Quelques jours plus tard, elle sera pendue. Lorsqu'elle prononce ces paroles, cette femme de 49 ans qui a déjà derrière elle un long passé de résistance et de participation militante et engagée à la politique, ne se fait sans doute déjà plus d'illusions devant le sort qui va lui être réservé.
Pourtant, elle ne flanche pas, fait face à ses juges, et parle en âme et conscience, alors que d'autres iront dans le sens de ce que leurs bourreaux voulaient leur faire dire. C'est sans doute une des raisons pour lesquelles ce discours n'a jamais été diffusé à la radio publique comme il aurait dû l'être.

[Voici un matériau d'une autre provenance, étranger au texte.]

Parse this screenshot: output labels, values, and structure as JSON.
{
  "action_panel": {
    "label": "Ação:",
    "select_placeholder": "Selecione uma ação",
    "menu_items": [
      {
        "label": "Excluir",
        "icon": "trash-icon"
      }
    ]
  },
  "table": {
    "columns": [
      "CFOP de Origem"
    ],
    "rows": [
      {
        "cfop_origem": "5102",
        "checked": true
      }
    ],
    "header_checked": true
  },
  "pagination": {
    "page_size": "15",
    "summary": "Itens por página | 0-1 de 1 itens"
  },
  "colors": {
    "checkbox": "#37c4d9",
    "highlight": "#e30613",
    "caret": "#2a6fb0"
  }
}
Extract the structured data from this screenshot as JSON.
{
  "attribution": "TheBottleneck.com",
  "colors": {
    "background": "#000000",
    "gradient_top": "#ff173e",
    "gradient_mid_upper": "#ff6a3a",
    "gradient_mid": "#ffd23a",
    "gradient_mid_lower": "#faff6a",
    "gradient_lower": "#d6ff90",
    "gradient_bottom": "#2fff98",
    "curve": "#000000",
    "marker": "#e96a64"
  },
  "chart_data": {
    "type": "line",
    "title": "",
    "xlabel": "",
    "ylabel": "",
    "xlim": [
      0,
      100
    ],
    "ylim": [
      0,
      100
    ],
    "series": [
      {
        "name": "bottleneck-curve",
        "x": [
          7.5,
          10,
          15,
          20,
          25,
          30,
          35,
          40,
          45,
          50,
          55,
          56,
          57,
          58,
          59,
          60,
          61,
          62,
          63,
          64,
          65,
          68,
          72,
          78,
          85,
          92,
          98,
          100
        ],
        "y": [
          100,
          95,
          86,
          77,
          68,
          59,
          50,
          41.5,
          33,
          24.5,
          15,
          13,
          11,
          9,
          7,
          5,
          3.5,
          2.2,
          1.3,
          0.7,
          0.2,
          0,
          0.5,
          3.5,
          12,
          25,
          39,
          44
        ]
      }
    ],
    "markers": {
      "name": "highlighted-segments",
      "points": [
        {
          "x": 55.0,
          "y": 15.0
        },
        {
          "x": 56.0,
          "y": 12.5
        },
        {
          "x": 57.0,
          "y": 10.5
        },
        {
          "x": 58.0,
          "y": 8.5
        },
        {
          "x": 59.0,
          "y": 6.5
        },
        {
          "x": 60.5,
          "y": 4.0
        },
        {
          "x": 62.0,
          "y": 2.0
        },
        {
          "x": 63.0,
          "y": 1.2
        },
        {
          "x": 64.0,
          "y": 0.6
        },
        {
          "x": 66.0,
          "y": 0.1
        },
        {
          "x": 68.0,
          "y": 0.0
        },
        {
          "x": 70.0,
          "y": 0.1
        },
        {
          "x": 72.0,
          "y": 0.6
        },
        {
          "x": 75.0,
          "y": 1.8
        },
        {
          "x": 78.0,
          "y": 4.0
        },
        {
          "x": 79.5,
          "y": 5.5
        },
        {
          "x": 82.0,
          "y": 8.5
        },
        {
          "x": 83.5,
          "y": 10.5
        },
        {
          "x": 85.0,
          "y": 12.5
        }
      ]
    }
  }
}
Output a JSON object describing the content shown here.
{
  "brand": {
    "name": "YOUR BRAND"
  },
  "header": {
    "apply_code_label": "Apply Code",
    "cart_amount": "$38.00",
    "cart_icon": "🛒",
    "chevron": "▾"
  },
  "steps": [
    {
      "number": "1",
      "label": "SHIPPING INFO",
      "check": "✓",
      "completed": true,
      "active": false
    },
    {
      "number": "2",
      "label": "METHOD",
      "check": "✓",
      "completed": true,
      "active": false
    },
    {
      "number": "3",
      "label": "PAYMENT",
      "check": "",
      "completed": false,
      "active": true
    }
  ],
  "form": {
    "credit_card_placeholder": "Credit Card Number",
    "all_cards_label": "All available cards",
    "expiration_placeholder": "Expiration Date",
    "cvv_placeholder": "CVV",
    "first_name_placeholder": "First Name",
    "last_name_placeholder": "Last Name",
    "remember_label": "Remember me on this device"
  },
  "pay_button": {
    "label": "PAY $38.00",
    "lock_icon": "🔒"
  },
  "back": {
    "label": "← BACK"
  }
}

Ce n'est qu'à l'automne dernier que, retrouvée par hasard dans des archives d'Etat, la bobine a été mise en onde. 1948: le coup de Prague porte les communistes au pouvoir, et très vite, la Tchécoslovaquie s'aligne sur Moscou.
Pour faire courber l'échine des réfractaires, il faut instaurer un régime de terreur constant, et ... (la suite de l'article dans la version imprimée du magazine)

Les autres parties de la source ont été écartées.